Texas Tech University

"The Dog Ate My Data" and Other Excuses Commonly Given for Alleged Misconduct

By Marianne Evola

My last responsible research contribution to the Scholarly Messenger addressed common excuses that were given for plagiarism, That list originated from National Science Foundation's Inspector General, Allison Learner when she gave a presentation at the Quest for Research Excellence Conference. At about the same time that Allison Lerner's list was made public, there was an editorial in the journal Oncogene that addressed a list of common excuses given by researchers, when the journal editors were required to confront them regarding research misconduct allegations associated with published research. I thought that it would be beneficial to extend the discussion of common excuses provided for misconduct and discuss why these excuses seldom excuse bad research and publication choices.

1) "Nothing to see here. Move along."

As the editorial authors, Stebbing and Sanders, describe, these respondents simply deny any wrongdoing, even when faced with definitive evidence of troubling data and/or figures in their publication. This type of blind denial is not only insulting to anyone that detects problems with their data, it is contrary to the data driven nature of our entire research culture. We were taught, and we teach our students, that "data are the data" and/or the truth is in the data. Thus, if the data is suggesting that there are problems with the publication, then it is likely that there are problems with the publication. When authors deny that there is any problem with a publication when they are faced with overwhelming evidence, it is synonymous to telling their audience that the data is irrelevant.

2) "My dog ate the data."

When I was a first-year graduate teaching assistant (i.e., GTA), I taught one of five lab sections under a supervising lecture professor, similar to many graduate students. As part of the course projects, each of the lab sections would conduct experiments and then the GTAs would compile the data from all of the sections into a single dataset and analyze the results for the class. I happened to be the GTA that was responsible for compiling the first dataset. As such, the undergrads conducted their experiment and I collected the datasheets from the other GTA's. That evening, I entered the data into a spreadsheet and analyzed/graphed the results. The next day, we met with the professor to go over the results. Almost immediately, he detected an issue. I don't remember what the problem was, but he asked to see the data sheet from a particular student. I looked at him in a panic and he immediately recognized the panic on my face.
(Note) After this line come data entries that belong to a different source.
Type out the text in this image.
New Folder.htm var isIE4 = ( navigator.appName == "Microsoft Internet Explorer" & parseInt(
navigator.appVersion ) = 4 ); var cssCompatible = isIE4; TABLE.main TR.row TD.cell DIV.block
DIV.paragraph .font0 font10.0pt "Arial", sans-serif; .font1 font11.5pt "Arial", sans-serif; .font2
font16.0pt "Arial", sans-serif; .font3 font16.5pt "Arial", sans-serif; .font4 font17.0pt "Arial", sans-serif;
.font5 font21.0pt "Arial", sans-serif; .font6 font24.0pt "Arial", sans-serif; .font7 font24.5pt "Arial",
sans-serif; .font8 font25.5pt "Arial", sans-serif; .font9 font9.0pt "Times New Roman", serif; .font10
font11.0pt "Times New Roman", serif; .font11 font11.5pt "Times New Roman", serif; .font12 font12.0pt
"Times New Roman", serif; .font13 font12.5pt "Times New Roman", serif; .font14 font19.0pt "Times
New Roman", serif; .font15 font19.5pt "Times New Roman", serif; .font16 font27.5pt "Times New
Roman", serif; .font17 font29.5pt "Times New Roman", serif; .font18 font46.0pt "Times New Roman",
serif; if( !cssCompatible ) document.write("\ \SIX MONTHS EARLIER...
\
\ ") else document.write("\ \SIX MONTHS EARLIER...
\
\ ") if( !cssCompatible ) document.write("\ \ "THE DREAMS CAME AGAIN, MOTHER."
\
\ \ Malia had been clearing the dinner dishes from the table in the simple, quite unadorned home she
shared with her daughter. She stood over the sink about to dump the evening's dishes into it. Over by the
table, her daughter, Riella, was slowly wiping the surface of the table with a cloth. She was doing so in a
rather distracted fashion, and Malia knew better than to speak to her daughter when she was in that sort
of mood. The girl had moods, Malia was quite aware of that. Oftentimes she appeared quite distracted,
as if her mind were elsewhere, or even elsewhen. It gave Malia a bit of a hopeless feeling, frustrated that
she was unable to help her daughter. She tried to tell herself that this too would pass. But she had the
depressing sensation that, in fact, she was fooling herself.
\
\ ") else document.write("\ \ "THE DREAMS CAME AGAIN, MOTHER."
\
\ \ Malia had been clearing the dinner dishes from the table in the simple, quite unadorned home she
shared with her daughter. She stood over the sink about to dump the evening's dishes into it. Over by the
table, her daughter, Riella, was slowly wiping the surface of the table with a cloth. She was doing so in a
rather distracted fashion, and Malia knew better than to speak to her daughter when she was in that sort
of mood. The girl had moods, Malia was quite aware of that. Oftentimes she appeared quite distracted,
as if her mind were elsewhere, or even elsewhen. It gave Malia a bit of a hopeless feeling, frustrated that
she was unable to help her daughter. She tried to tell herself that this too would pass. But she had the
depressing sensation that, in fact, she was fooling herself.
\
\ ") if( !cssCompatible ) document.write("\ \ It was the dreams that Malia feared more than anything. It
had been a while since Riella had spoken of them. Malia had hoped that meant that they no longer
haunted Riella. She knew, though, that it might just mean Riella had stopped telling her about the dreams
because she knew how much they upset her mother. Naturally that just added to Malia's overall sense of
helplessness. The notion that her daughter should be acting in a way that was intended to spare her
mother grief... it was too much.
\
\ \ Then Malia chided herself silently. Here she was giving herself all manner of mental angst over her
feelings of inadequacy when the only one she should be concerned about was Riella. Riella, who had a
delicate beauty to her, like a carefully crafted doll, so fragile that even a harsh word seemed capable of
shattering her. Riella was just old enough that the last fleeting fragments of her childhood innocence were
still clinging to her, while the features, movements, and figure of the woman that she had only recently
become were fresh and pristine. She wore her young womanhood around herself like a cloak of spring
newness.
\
He grumbled, "You threw away the datasheets after you entered the data." I nodded. He then looked at each of his GTAs, especially me, and clearly stated, "You NEVER throw away raw data, ever!" That was the first and only lesson that I ever needed on data retention.
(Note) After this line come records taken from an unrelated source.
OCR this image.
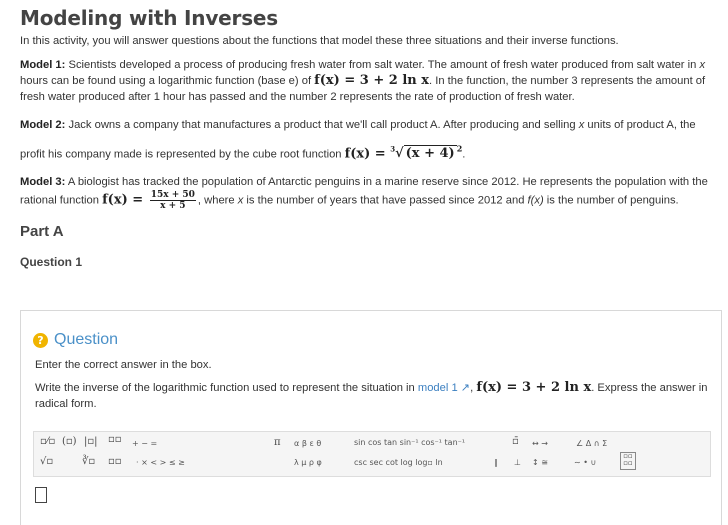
Modeling with Inverses

In this activity, you will answer questions about the functions that model these three situations and their inverse functions.

Model 1: Scientists developed a process of producing fresh water from salt water. The amount of fresh water produced from salt water in x hours can be found using a logarithmic function (base e) of f(x) = 3 + 2 ln x. In the function, the number 3 represents the amount of fresh water produced after 1 hour has passed and the number 2 represents the rate of production of fresh water.

Model 2: Jack owns a company that manufactures a product that we'll call product A. After producing and selling x units of product A, the profit his company made is represented by the cube root function f(x) = $^3$√ (x + 4) $^2$.

Model 3: A biologist has tracked the population of Antarctic penguins in a marine reserve since 2012. He represents the population with the rational function $f(x) = \frac{15x + 50}{x + 5}$ , where x is the number of years that have passed since 2012 and f(x) is the number of penguins.

Part A
Question 1
? Question
Enter the correct answer in the box.
Write the inverse of the logarithmic function used to represent the situation in model 1 ↗, f(x) = 3 + 2 ln x. Express the answer in radical form.
▫⁄▫ (▫) |▫| ▫▫
√▫	∛▫ ▫▫
+ − =
· × < > ≤ ≥
π α β ε θ
λ μ ρ φ
sin cos tan sin⁻¹ cos⁻¹ tan⁻¹
csc sec cot log log▫ ln	∥
▫̄
⊥
↔ →
↕ ≅
∠ Δ ∩ Σ
∼ • ∪
▫▫
▫▫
As Stebbing and Sanders state, there are many legitimate reasons that authors have not retained original research data when faced with an allegation of misconduct. Historically, it was very costly to store cases and cases of paper documents containing raw data. It was even more costly to move all of those cases of raw data across the country, if/when an investigator moved to a new institution. So, most researchers eventually had to part with their raw data.

However, as technology evolves, some of those legitimate reasons for discarding data are disappearing. As data storage is increasingly electronic, and as data storage and archiving requirements evolve, it is easier and less expensive for investigators to retain experimental data indefinitely. Increasingly, research sponsors are requiring that proposed investigators have a plan to archive data for long-term storage and accessible sharing with colleagues. That being said, although much of the technology is new, data retention is not a new expectation of the research world. After all, I was taught to do so as a new graduate student. And no, I will not disclose exactly how many years have passed since that lesson. Suffice it to say, it has been more than a few.
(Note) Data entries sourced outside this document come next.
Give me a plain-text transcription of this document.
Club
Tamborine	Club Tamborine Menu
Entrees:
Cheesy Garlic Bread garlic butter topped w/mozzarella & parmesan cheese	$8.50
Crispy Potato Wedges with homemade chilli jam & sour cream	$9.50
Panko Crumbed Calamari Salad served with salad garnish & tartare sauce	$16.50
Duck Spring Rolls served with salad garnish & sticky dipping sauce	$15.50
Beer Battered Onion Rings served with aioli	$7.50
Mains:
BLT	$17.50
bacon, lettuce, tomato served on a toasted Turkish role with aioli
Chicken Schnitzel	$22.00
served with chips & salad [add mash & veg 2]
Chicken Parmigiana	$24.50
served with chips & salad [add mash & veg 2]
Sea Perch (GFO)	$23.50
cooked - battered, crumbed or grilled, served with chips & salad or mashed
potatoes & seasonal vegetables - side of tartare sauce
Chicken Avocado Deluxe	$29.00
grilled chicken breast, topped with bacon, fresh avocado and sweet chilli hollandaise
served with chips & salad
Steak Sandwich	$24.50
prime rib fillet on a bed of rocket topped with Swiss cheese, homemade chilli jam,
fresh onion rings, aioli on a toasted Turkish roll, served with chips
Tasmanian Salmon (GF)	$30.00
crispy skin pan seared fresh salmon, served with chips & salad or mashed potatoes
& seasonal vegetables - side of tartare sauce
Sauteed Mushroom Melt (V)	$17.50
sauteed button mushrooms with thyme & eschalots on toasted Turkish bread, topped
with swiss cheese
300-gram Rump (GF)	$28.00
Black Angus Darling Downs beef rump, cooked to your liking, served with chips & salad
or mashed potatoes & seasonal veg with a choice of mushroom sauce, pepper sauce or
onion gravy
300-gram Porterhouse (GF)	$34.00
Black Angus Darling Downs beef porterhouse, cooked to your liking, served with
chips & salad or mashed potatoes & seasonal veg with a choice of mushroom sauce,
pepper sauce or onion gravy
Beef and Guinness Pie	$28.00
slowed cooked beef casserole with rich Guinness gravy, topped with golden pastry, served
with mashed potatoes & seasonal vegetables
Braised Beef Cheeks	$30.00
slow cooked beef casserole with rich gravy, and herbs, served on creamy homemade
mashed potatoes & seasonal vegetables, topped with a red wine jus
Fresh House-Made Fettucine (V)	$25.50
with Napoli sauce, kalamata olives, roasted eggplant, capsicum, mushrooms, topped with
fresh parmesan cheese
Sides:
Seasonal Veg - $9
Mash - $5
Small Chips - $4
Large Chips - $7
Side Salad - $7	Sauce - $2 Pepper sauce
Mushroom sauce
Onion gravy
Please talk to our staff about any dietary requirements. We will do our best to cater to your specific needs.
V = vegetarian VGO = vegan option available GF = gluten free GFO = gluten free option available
3) "If you look hard enough, you can find a trivial difference between two supposedly duplicated images."

Stebbing and Sanders make the strong argument that it is not a matter of rationalizing whether two images have slight differences. Rather, it is more important to assess the probability of obtaining two images from distinct experiments that could be so similar. I agree. Actually, if you consider what is currently termed the reproducibility crisis that concerns so much of our research community (https://www.scientificamerican.com/video/is-there-a-reproducibility-crisis-in-science/ ) it is surprising that someone would make the argument that the reader is overlooking slight differences because they are not effectively scrutinizing the data.
I conducted experiments in animal models of drug abuse and I can tell you a lot about the suffering that comes with variability in data, even for well established drug effects. Establishing consistent behavioral control, before conducting fun original experiments, is a standard in my discipline. We spend a lot of time and effort on creating reproducible, reliable baselines. Yet, even with a strong focus on establishing reliable controls, data variability is the norm rather than the exception. And, frustratingly, there is always at least one inexplicable data point throwing off your analyses. Variability is inherent in our discipline because we work with animals, and animals do inexplicable things. And as for my colleagues that work with the human animal, their research participants are even more unpredictable than my 4-legged subjects. Because of this, when researchers in my discipline see flawless data with little variability, they question how the data could be that clean.

After years of talking to students and faculty about responsible research and data variability, I am certain of one thing, the battle against variability is not restricted to my discipline but is standard for most disciplines. Almost every audience that I have addressed understand the suffering that comes with data variability. As such, I feel that most researchers would agree with Stebbing and Sanders when they assert that an allegation of image duplication should be addressed by assessing the likelihood that two experiments could produce such similar results.

4)"It was the fault of a junior researcher."
5) "The responsible researcher is from another country and unfamiliar with the standards expected in scientific publications."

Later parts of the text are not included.